I tried again with the Catalyst 5.8 and I have the same problem. I tried with a GeForce 6600 and everything is working fine. The FBO are not slower than the PBuffer on my 6600.
This is a guess almost out of the blue, but…
ATI h/w has something they call Hyper-Z (or whatever). It’s allegedly a hierarchical depth-buffer, that from what I’ve see in action when mixing D3D and OGL in the same thread (though using different windows) seems to be a unified depth-buffer. Unified, as while my OpenGL output looks just fine, the D3D output displays horrible 4x4 artifacts. What I’ve seen has led me to believe it’s not hierarchical at all but just an old-school tiling engine, in this case with 4x4 pixels/tile.
Now, if that is the case, and they need to do this extra indirection lookup for every (four?) pixel(s) - first lookup tile, then lookup depth value from that tile - not only would memory cache suffer badly (locality of reference would be all over the place), but also would access times (as cache thrashing would be unavoidable).
As I’ve understood it nVidia (and possibly all other vendors) have a linear depth-buffer, and would therefore never experience these problems.
Just an idea. It could very well be something completely different, and that I’m completely wrong.
Im not sure to understand how the HyperZ implementation will affect FBO rendering performance. I though they implement HyperZ to make rendering faster by discarding non-visible quads earlier in the pipeline. Do you see any reason to disable HyperZ with FBO and not with PBuffer?
What is your depth buffer (texture, renderbuffer, etc)? What is its internal format?
PBuffers can be faster than FBO because pbuffers are guarenteed to work in hardware, while FBO requires that the user know the right thing to do. The user selects the pixel format of the color and depth buffers (rather than the driver in the case of pbuffers). As such, the user can make decisions that are unoptimal for the hardware.
I’ve been having similar performance problems with FBOs vs. Pbuffers on both ATI and NVIDIA. I’ve got a Radeon 9800 Pro w/ Cat 5.7 and a Geforce 6800 Ultra with 77.77. My performances are:
ATI: 3.7fps NVIDIA: 4.8 fps
ATI: 32fps NVIDIA: 50 fps
I’m working on a deferred shading application, so I’m rendering into 3 offscreen buffers and then blending lighting in the display buffer. I’m using RGBA32F buffers (or their equivalents in WGL). I can basically double my FBO performance by switching to RGBA16F, but my PBuffer performance is unaffected by switching from 32 to 16 bit floats.
I’m very interested in finding a solution to this problem.

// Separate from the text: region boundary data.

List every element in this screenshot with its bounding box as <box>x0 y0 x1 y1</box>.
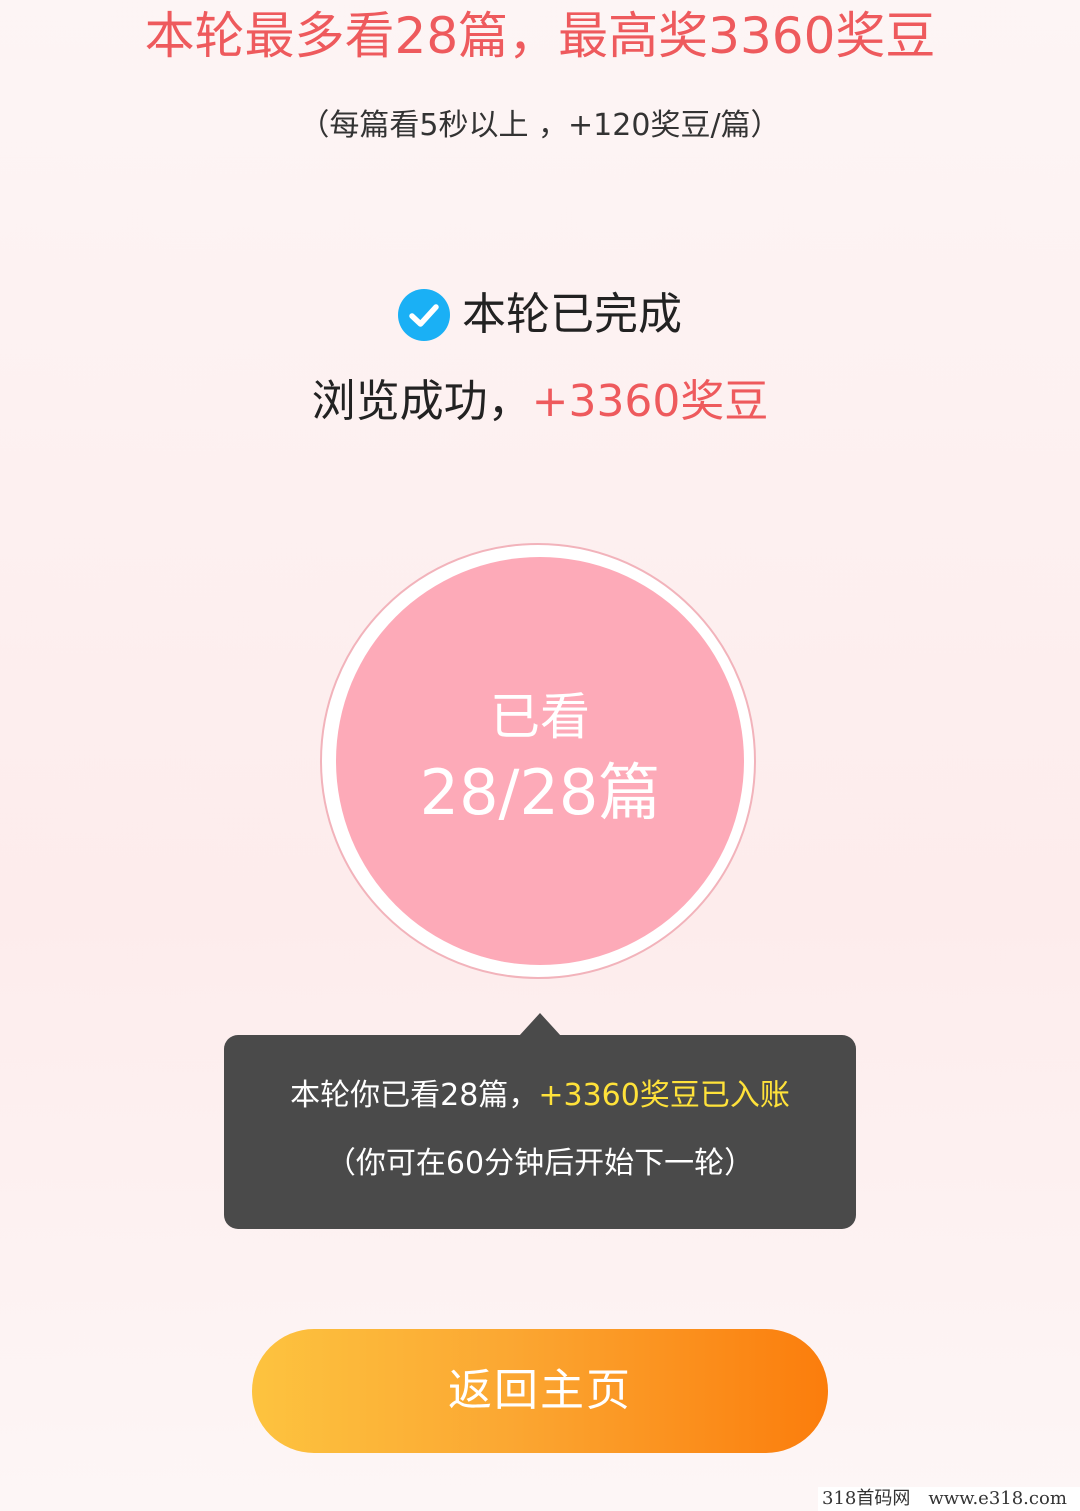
tooltip-credited-amount: +3360奖豆已入账 <box>538 1078 790 1113</box>
tooltip-summary: 本轮你已看28篇，+3360奖豆已入账 <box>224 1075 856 1117</box>
browse-success-text: 浏览成功， <box>311 376 532 427</box>
progress-circle: 已看 28/28篇 <box>336 557 744 965</box>
progress-label: 已看 <box>490 688 590 746</box>
tooltip-viewed-text: 本轮你已看28篇， <box>290 1078 539 1113</box>
browse-reward-line: 浏览成功，+3360奖豆 <box>0 370 1080 434</box>
round-complete-status: 本轮已完成 <box>0 283 1080 347</box>
watermark-url: www.e318.com <box>928 1488 1067 1509</box>
round-complete-text: 本轮已完成 <box>462 289 682 340</box>
tooltip-arrow <box>519 1013 561 1036</box>
reward-tooltip: 本轮你已看28篇，+3360奖豆已入账 （你可在60分钟后开始下一轮） <box>224 1035 856 1229</box>
watermark: 318首码网 www.e318.com <box>818 1487 1080 1511</box>
page-title: 本轮最多看28篇，最高奖3360奖豆 <box>144 7 936 65</box>
reward-rule-subtitle: （每篇看5秒以上 ，+120奖豆/篇） <box>299 108 781 143</box>
tooltip-next-round-hint: （你可在60分钟后开始下一轮） <box>325 1146 755 1181</box>
progress-count: 28/28篇 <box>419 756 661 829</box>
check-circle-icon <box>398 289 450 341</box>
return-home-button[interactable]: 返回主页 <box>252 1329 828 1453</box>
reward-amount: +3360奖豆 <box>531 376 769 427</box>
watermark-brand: 318首码网 <box>822 1488 911 1509</box>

My depth buffer is a renderbuffer. The depth buffer internal format is GL_DEPTH_COMPONENT24. My color buffer (a texture) is in GL_RGBA8.
I’m not sure we have the same problem. With my simple test application the overhead for using FBO is less than 1ms (about 0.5 ms).
Would you mind contacting me offline (email@example.com) to discuss this? Our goal is for FBO performance to be no less than pbuffer performance. We should be able to get this issue resolved.
Im not sure to understand how the HyperZ implementation will affect FBO rendering performance.
I wouldn’t think it’s the actual rendering using the time, but the step(s) to turn the tile-based (or whatever) HyperZ (or whatever) representation into a linear representation, and then potentially back.
Again, I might be way off…
P.S. Considering cass has now asked for contact, perhaps even an ATI representative should do the same?
I wouldn’t give too much faith in the speed of the ATi FBO implementation yet, it still has the divide by zero problem when calling glBindFramebufferEXT, so I doubt the driver whacking a 1#NAN all over the place helps with keeping things fast.
I’ve determined the cause of crappy NVIDIA FBO performance in my application - dual monitors. By disabling the second monitor I was able to get identical performance out of my FBO and PBuffer inplementations. The performance gap was probably caused by the shared rendering context when using FBOs but not PBuffers.
But I only have a single monitor attached to my ATI card, so I’d still like to find an ATI-based solution.
Note also that this multi-monitor perf limitation with FBO is being fixed in upcoming drivers. It’s not something you should expect to have to live with.